The light from separate apparatus units (or even the light from separate light emitting devices 3 in an individual array) may be of differing wavelengths, or the same wavelengths in differing combinations. This produces
different technical and/or aesthetic light effects and colours. The arrays may be operated continuously or in pulsed mode to create further technical or aesthetic effects. The pulse sequences for different apparatus units may be the same or pulsed differently as required by the end user application. The output tip portion of apparatus units may protrude into the internal volume of the apparatus unit to which it may be connected, and may extend a significant distance along the axis thereo .
The device is believed to have application in numerous fields in which versatility of light emitters and lighting apparatus would be of benefit. Applications include medical and healthcare, industrial, consumer and domestic (for example consumer and domestic lighting displays and arrays) and telecommunication. It is envisaged that the apparatus may have a flexible lens surface 5 or an output portion tip 6 (or neck portion leading to the tip 6) which is flexible. This would permit the apparatus units to be flexible (or non-linear) and coupled in wound coils or other non-linear configurations. The apparatus units may be coupled with various output devices depending upon the particular end use application.
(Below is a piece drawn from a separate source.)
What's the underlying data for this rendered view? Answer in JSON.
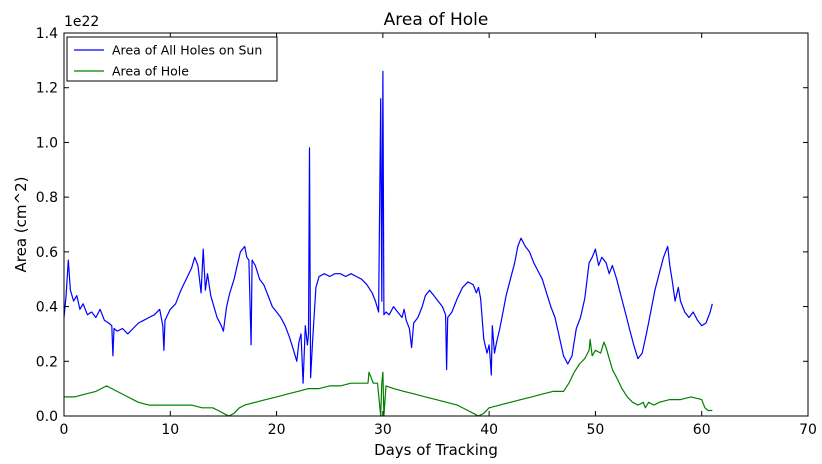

Referring now to the embodiment of Figures 9 and 10, a bundle 107 of fibreoptic waveguide elements 105 defines a light transmission highway. Light from led sources 106 is passed into respective elements 105a, 105b which merge downstream into the light transmissive highway bundle 107. In this way the bundle carries increasing light intensity for output at the output of the bundle 107.
In order to ensure the overall diameter/width dimension of the bundle does not become too large, the diameter/width dimension of the individual fibreoptic elements 105 narrows with progressive distance along the bundle. This is shown clearly in Figures 10a and 10b. The narrowing of the elements 105 may be stepwise or by means of progressive narrowing/tapering.